Judges and attorneys cringe when they hear someone is proceeding pro se. If your case is before a judge, he/she will undoubtedly urge you to retain counsel, and caution that if you fail to do so, you will be held to the same knowledge and requirements as opposing counsel. This statement in and of itself should cause a reasonable person to re-think his/her course of action. Furthermore, this individual must also realize that to proceed without legal knowledge will only serve to cause exasperation to the Court, and try its patience throughout the litigation. The reasons to avoid self-representation have nothing to do with a lack of intelligence or other such deficit. Quite simply, the most obvious reason to avoid self-representation is a lack of legal knowledge. While anyone can Google a particular body of law, there are inordinate nuances and discretionary factors to be applied that you cannot maneuver merely by engaging in extensive internet searches. Furthermore, no matter how many of your friends and relatives have been divorced, they will not be able to advise you sufficiently regarding your particular action. There are numerous other considerations which may very well result in a negative outcome and unanticipated legal expense if you insist on self-representation: • In addition to the requirement that you know the specific area of law you are attempting to practice, there are numerous procedural rules to be followed. Failure to adhere to such rules can be fatal to your case in connection with tasks, including but not limited to: the filing of required documents, the drafting of applications for relief, the presentation of evidence, and the timely adherence to specific deadlines. • In the event that your lack of legal and/or procedural knowledge results in frivolous maneuvers and/or delays in the litigation, you may be subject to an order directing that you pay the legal fees of your spouse. This can occur whether you are the monied or non-monied spouse.

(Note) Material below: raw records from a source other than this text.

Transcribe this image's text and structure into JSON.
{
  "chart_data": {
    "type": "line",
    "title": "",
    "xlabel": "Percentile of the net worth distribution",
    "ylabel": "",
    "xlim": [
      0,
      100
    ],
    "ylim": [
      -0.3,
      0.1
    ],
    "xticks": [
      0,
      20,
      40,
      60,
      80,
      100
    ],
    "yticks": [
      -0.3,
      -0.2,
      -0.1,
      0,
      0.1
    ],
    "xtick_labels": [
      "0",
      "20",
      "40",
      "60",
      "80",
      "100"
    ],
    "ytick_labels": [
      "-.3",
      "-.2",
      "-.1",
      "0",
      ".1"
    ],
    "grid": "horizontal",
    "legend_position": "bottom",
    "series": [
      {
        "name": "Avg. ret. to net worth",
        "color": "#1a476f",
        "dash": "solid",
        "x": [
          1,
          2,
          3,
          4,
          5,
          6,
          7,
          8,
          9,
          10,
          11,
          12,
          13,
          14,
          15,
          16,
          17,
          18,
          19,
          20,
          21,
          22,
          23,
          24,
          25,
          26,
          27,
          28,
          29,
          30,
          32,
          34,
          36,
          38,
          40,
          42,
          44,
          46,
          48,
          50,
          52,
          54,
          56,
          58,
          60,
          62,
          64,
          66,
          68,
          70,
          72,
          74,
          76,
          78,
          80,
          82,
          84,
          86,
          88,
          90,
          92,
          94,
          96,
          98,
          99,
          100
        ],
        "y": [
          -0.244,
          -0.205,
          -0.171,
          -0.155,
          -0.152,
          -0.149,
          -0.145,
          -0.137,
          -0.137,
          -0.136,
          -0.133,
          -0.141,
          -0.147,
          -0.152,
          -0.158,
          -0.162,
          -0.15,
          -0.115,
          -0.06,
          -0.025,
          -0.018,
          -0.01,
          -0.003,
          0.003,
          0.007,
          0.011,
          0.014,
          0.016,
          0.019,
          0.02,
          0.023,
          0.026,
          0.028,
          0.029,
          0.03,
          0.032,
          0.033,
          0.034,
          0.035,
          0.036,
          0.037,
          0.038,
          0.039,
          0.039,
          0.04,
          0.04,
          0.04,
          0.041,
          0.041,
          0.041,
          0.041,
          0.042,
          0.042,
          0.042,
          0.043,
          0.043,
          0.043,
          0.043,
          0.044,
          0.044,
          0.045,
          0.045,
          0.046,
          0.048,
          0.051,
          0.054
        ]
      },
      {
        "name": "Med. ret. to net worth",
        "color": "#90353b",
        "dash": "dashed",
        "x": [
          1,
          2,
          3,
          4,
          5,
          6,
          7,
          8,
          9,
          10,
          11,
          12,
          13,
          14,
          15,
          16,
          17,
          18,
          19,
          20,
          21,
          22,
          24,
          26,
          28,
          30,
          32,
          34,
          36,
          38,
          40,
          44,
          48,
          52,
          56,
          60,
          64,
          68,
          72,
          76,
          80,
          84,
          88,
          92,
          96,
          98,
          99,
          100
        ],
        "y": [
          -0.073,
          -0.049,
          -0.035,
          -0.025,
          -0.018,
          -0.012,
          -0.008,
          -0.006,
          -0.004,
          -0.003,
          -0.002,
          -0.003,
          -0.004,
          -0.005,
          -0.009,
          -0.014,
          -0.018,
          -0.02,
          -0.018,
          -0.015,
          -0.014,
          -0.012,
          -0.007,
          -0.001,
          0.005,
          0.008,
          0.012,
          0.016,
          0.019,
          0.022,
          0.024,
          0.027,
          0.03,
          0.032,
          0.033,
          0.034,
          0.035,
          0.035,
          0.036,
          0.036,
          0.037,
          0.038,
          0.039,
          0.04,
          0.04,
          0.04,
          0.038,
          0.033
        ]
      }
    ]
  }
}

• While your spouse’s attorney has an obligation to be professional and civil to you during the litigation, he/she is not there to teach you the law. Likewise, the court is not permitted to give you legal advice. You will be truly on your own regarding the complicated issues and legalities in your divorce action.


The most dangerous aspect of self-representation is that often times, either during the litigation or after it has been concluded, a pro se litigant discovers that he/she should have done something differently in connection with a significant issue. Often times, this compels the pro se litigant to “bite the bullet” and retain legal counsel to “fix” his/her mistake. Unfortunately, even the best attorney cannot always undo or fix certain mistakes made by the pro se litigant. Furthermore, even if it can be done, it is often at great legal expense.


Especially in cases where there are child custody and/or significant financial issues at stake, self-representation is the epitome of being “penny wise and pound foolish.” If you really feel compelled to represent yourself in a divorce action, the best advice may be to delay the commencement of your action, go to law school, and file for divorce after your admission to the Bar.